Fretful and self-absorbed, Nezhat’s chronic dissatisfaction exacted a heavy toll on those around her. She became one of the first female members of the Iranian Parliament, yet constantly insisted that she would have been happier as a medical doctor.
And although she told anyone who would listen that her first husband was her only love, she was tortured by Ahmad’s infidelities and the eventual end of their marriage.
Ahmad was a politician as well and served as both the mayor of Tehran and the director of the Ministry of Finance under the Shah. Come the 1979 Islamic revolution, he ended up in jail.
(The years of his imprisonment, Nafisi suggests, were among the happiest of her mother’s life.)

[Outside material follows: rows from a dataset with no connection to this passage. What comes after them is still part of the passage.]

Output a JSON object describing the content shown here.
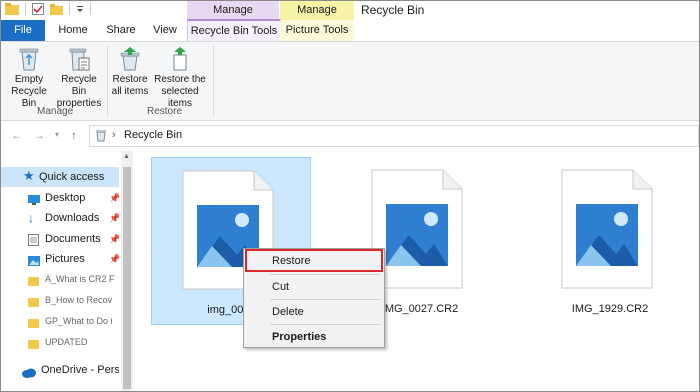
{
  "window": {
    "title": "Recycle Bin"
  },
  "context_groups": [
    "Manage",
    "Manage"
  ],
  "tabs": [
    "File",
    "Home",
    "Share",
    "View",
    "Recycle Bin Tools",
    "Picture Tools"
  ],
  "ribbon": {
    "empty_recycle_bin": [
      "Empty",
      "Recycle Bin"
    ],
    "recycle_bin_properties": [
      "Recycle Bin",
      "properties"
    ],
    "group_manage": "Manage",
    "restore_all": [
      "Restore",
      "all items"
    ],
    "restore_selected": [
      "Restore the",
      "selected items"
    ],
    "group_restore": "Restore"
  },
  "address": {
    "path": "Recycle Bin",
    "separator": "›"
  },
  "nav": {
    "quick_access": "Quick access",
    "items": [
      "Desktop",
      "Downloads",
      "Documents",
      "Pictures"
    ],
    "folders": [
      "A_What is CR2 F",
      "B_How to Recov",
      "GP_What to Do i",
      "UPDATED"
    ],
    "onedrive": "OneDrive - Person"
  },
  "files": [
    {
      "name": "img_0011"
    },
    {
      "name": "IMG_0027.CR2"
    },
    {
      "name": "IMG_1929.CR2"
    }
  ],
  "context_menu": [
    "Restore",
    "Cut",
    "Delete",
    "Properties"
  ]
}
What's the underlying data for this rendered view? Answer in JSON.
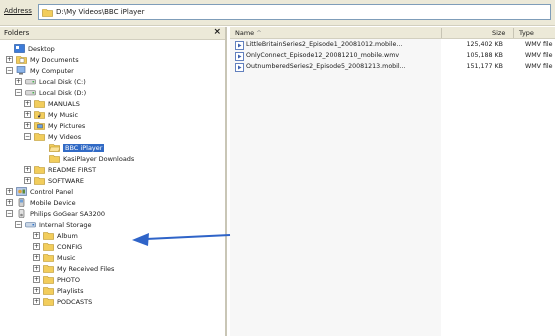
{
  "address_bar": {
    "label": "Address",
    "path": "D:\\My Videos\\BBC iPlayer"
  },
  "folders_pane": {
    "title": "Folders",
    "close_glyph": "×",
    "tree": [
      {
        "label": "Desktop",
        "expander": "",
        "icon": "desktop-icon"
      },
      {
        "label": "My Documents",
        "expander": "+",
        "icon": "documents-folder-icon"
      },
      {
        "label": "My Computer",
        "expander": "−",
        "icon": "computer-icon"
      },
      {
        "label": "Local Disk (C:)",
        "expander": "+",
        "icon": "disk-icon"
      },
      {
        "label": "Local Disk (D:)",
        "expander": "−",
        "icon": "disk-icon"
      },
      {
        "label": "MANUALS",
        "expander": "+",
        "icon": "folder-icon"
      },
      {
        "label": "My Music",
        "expander": "+",
        "icon": "music-folder-icon"
      },
      {
        "label": "My Pictures",
        "expander": "+",
        "icon": "pictures-folder-icon"
      },
      {
        "label": "My Videos",
        "expander": "−",
        "icon": "folder-icon"
      },
      {
        "label": "BBC iPlayer",
        "expander": "",
        "icon": "open-folder-icon"
      },
      {
        "label": "KasiPlayer Downloads",
        "expander": "",
        "icon": "folder-icon"
      },
      {
        "label": "README FIRST",
        "expander": "+",
        "icon": "folder-icon"
      },
      {
        "label": "SOFTWARE",
        "expander": "+",
        "icon": "folder-icon"
      },
      {
        "label": "Control Panel",
        "expander": "+",
        "icon": "control-panel-icon"
      },
      {
        "label": "Mobile Device",
        "expander": "+",
        "icon": "mobile-device-icon"
      },
      {
        "label": "Philips GoGear SA3200",
        "expander": "−",
        "icon": "player-icon"
      },
      {
        "label": "Internal Storage",
        "expander": "−",
        "icon": "storage-icon"
      },
      {
        "label": "Album",
        "expander": "+",
        "icon": "folder-icon"
      },
      {
        "label": "CONFIG",
        "expander": "+",
        "icon": "folder-icon"
      },
      {
        "label": "Music",
        "expander": "+",
        "icon": "folder-icon"
      },
      {
        "label": "My Received Files",
        "expander": "+",
        "icon": "folder-icon"
      },
      {
        "label": "PHOTO",
        "expander": "+",
        "icon": "folder-icon"
      },
      {
        "label": "Playlists",
        "expander": "+",
        "icon": "folder-icon"
      },
      {
        "label": "PODCASTS",
        "expander": "+",
        "icon": "folder-icon"
      }
    ],
    "selected": "BBC iPlayer"
  },
  "files_pane": {
    "columns": {
      "name": "Name",
      "size": "Size",
      "type": "Type"
    },
    "files": [
      {
        "name": "LittleBritainSeries2_Episode1_20081012.mobile...",
        "size": "125,402 KB",
        "type": "WMV file"
      },
      {
        "name": "OnlyConnect_Episode12_20081210_mobile.wmv",
        "size": "105,188 KB",
        "type": "WMV file"
      },
      {
        "name": "OutnumberedSeries2_Episode5_20081213.mobil...",
        "size": "151,177 KB",
        "type": "WMV file"
      }
    ]
  },
  "colors": {
    "chrome": "#ece9d8",
    "selection": "#316ac5",
    "folder": "#f2cd5c",
    "arrow": "#2f64c8"
  }
}
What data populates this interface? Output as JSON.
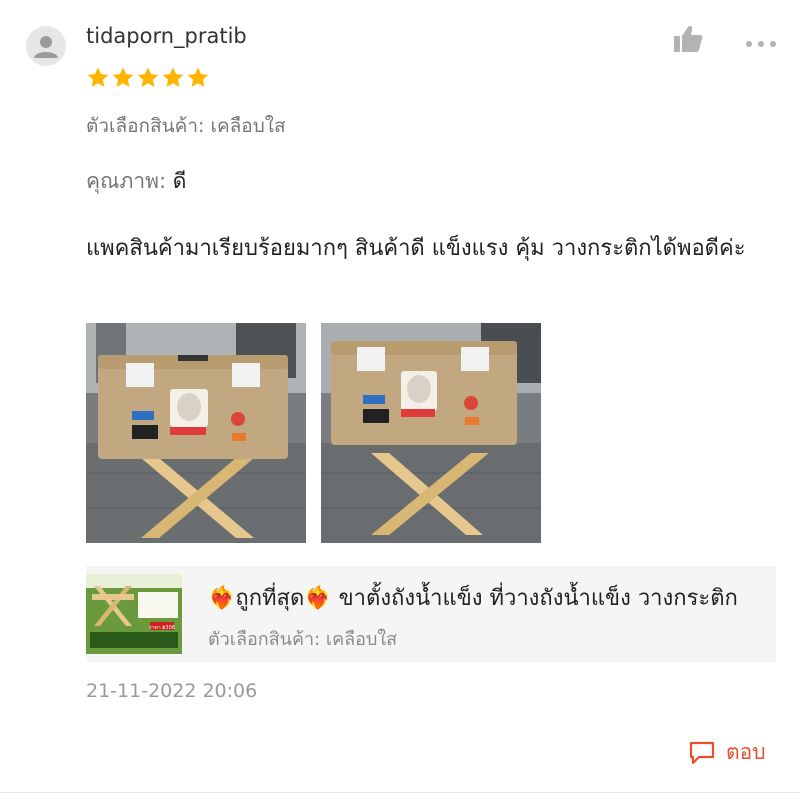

Readers intrigued by “Reading Lolita in Tehran” will appreciate the additional background offered by this memoir which also tells of Nafisi’s own education, two marriages, and life outside of Iran.
But frustratingly brief in this book are the actual glimpses of life in Iran.
Nafisi does write lovingly of pre-revolutionary Tehran, a city filled with “scents of fish, leather, coffee, and chocolate” and “movie houses and restaurants and cafes with their lively music.” She also mentions summer vacations by the Caspian Sea, flavored by moist air and large flowers so bright they seemed “illuminated from within.”
And there are occasional insights into what the Islamic revolution looked and felt like to the citizens who lived it. For instance, it is fascinating to read of the romance and exhilaration initially experienced even by Westernized Iranians like Nafisi’s parents – until they understood what life would be like under the new regime.
There are also intriguing hints of the intellectual wrestlings of Iranians like Ahmad who struggled to understand whether the Westernized or the Islamic vision of Iran was more authentic.
But such glimpses, unfortunately, are brief.
What dominates this book is the discomfort of a malfunctioning family mechanism.
There is love in the Nafisi family, but it is most often misdirected.
Nezhat torments everyone with her own pain, Ahmad retreats into affairs, and the children pay the price.
“A totaliarian mind-set destroys you not just with its impositions, but with its unexpected acts of kindness,” Nafisi writes of life under the yoke of a mother who, blind to her own imperfections, ever nagged her daughter to be more perfect.
And that is what speaks most loudly in this memoir – the guilty feelings of a daughter who sees goodness in both her mother and her country, but cannot love either of them without serious reservations.
Marjorie Kehe is the Monitor’s book editor.